PolicyBrief
S. 1482
119th CongressApr 10th 2025
National Nursing Workforce Center Act of 2025
IN COMMITTEE

This Act establishes a pilot program for State nursing workforce centers to analyze data, address shortages, and improve nurse recruitment and retention through federal grants.

Lisa Blunt Rochester
D

Lisa Blunt Rochester

Senator

DE

LEGISLATION

New Act Funds 2-Year Pilot Program to Fix Nursing Shortages, Requires State Centers to Match Federal Grants 1:4

The National Nursing Workforce Center Act of 2025 is tackling the nationwide nursing shortage head-on, not with a quick fix, but with a serious investment in data and strategy. This bill sets up a new, two-year pilot program to fund State-based nursing workforce centers across the country. Think of it as a federal push to get state-level experts the resources they need to figure out exactly why nurses are leaving and how to keep the pipeline full.

The Data Dive: What State Centers Will Actually Do

If your state’s nursing workforce center (or a new one created under this Act) gets one of these grants, they’re going straight into research mode. The money is earmarked for comprehensive analysis that connects directly to real-world problems. They'll be looking at everything from faculty pay and capacity in nursing schools to why nurses are leaving the profession—and the financial impact of relying on expensive contract nurses. For the average person, this means the state will finally have solid data to target shortages. For example, if you live in a rural area, the center can use this funding to pinpoint why nurses won't stay there and develop evidence-based solutions, rather than just guessing.

The Catch: Matching Funds Required

Here’s the business end of the deal: Any organization receiving a grant must put up matching funds. Specifically, they need to provide at least $1 in non-Federal contributions for every $4 they get from the federal government. These contributions can come from the applicant itself or from private donations. This matching requirement (Section 2) ensures that the state centers have buy-in from local stakeholders—like hospitals, private foundations, or state agencies—making the effort a true public-private partnership. For the grant applicant, this means they need to have serious fundraising chops or existing state support to even qualify.

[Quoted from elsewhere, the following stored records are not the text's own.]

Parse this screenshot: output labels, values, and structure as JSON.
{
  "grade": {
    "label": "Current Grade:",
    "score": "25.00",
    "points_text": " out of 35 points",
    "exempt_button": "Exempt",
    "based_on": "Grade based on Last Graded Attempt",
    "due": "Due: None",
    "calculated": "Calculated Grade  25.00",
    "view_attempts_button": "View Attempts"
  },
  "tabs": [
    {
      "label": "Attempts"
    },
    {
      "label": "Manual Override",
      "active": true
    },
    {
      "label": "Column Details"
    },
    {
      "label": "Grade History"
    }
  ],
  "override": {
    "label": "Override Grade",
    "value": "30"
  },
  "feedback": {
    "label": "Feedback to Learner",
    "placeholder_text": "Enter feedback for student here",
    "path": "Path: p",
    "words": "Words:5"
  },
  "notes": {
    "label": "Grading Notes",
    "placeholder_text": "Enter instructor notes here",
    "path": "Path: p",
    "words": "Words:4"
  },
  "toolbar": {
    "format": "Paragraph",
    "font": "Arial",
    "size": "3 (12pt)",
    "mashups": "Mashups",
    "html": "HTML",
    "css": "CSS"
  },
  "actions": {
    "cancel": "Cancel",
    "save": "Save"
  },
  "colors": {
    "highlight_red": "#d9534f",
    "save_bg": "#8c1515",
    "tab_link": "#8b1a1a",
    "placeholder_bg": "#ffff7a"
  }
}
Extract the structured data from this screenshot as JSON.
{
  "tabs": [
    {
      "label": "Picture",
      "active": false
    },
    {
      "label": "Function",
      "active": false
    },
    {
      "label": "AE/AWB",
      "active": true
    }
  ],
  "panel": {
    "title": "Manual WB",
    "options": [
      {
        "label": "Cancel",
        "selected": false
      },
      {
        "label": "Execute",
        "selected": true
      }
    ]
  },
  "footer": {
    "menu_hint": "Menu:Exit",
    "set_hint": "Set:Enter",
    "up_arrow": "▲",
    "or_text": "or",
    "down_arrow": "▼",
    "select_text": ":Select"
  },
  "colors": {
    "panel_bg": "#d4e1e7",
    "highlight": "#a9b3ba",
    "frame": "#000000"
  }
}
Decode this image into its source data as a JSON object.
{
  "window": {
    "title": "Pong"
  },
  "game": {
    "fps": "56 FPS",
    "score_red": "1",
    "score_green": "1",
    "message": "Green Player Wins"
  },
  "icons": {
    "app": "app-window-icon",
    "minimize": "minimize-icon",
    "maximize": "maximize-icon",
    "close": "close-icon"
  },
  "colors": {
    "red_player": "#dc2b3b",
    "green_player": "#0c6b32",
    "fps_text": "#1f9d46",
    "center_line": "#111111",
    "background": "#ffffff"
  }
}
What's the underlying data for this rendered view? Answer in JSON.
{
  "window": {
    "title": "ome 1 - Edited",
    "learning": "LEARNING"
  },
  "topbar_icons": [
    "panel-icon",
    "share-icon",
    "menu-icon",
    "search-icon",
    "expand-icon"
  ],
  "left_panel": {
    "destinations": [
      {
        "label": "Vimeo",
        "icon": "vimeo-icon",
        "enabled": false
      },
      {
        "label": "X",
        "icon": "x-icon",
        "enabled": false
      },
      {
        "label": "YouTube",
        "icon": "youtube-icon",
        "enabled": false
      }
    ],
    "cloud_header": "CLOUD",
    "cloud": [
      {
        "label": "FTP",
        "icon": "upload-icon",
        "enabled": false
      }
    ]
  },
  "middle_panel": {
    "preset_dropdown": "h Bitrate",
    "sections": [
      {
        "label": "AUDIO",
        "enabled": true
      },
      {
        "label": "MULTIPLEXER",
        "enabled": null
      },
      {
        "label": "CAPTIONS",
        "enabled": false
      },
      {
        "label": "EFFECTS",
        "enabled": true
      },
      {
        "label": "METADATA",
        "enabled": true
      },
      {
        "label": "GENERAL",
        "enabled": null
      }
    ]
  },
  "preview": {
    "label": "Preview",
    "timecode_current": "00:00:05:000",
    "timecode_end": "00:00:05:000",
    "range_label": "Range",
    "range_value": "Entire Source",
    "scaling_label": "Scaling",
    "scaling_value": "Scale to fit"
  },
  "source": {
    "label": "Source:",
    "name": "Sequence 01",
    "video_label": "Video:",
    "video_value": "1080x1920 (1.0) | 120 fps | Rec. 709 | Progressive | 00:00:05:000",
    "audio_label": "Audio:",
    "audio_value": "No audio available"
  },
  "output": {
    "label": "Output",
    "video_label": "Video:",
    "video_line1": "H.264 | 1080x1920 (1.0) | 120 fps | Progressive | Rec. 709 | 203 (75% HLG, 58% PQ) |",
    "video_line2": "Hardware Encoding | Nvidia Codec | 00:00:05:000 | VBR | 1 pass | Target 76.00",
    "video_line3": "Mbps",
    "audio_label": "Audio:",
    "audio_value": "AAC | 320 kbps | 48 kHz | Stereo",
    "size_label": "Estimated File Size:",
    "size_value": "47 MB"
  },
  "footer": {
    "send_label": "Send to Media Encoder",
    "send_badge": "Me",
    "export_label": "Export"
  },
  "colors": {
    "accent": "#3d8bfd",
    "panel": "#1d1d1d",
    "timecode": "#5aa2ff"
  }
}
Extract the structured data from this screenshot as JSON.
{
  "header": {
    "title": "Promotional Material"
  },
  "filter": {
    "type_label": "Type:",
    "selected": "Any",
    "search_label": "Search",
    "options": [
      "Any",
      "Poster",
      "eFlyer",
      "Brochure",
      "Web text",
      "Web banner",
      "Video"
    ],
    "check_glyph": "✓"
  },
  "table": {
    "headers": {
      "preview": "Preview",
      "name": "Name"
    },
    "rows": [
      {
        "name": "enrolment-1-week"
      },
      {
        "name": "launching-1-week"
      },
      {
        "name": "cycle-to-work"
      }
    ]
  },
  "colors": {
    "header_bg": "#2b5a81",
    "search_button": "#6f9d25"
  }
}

Standardizing the Strategy

Beyond the state centers, the Act also beefs up the existing national centers that analyze health workforce data (Section 3). The goal here is standardization. The bill requires that at least one of these national awardees must be specifically dedicated to the nursing workforce. Their job is to provide technical assistance to all the newly funded state centers, making sure everyone is collecting data the same way. This means that whether you’re in California or Connecticut, the data on nurse supply and demand will be comparable, allowing for better national strategies. These national centers will also develop and share evidence-based strategies—like a playbook—for fixing shortages in different regions and specialties. Expect to see policy briefs, online training, and a public-facing website full of resources to help improve the nursing situation.

Who Benefits, and What’s the Cost?

This bill is a win for anyone concerned about healthcare access, especially in underserved areas, because the entire focus is on improving the supply and distribution of nurses. Nursing schools benefit from the data analysis on their capacity, and working nurses benefit from the focus on retention and leadership development. The funding for this two-year pilot is capped at $1.5 million annually (Section 2) and is pulled from existing Health Resources and Services Administration (HRSA) funds, meaning it’s a relatively small re-prioritization of the federal budget. While the overall concern level is low because this is a constructive, data-driven approach, the success of the program hinges on whether state centers can secure that mandatory 1:4 matching contribution.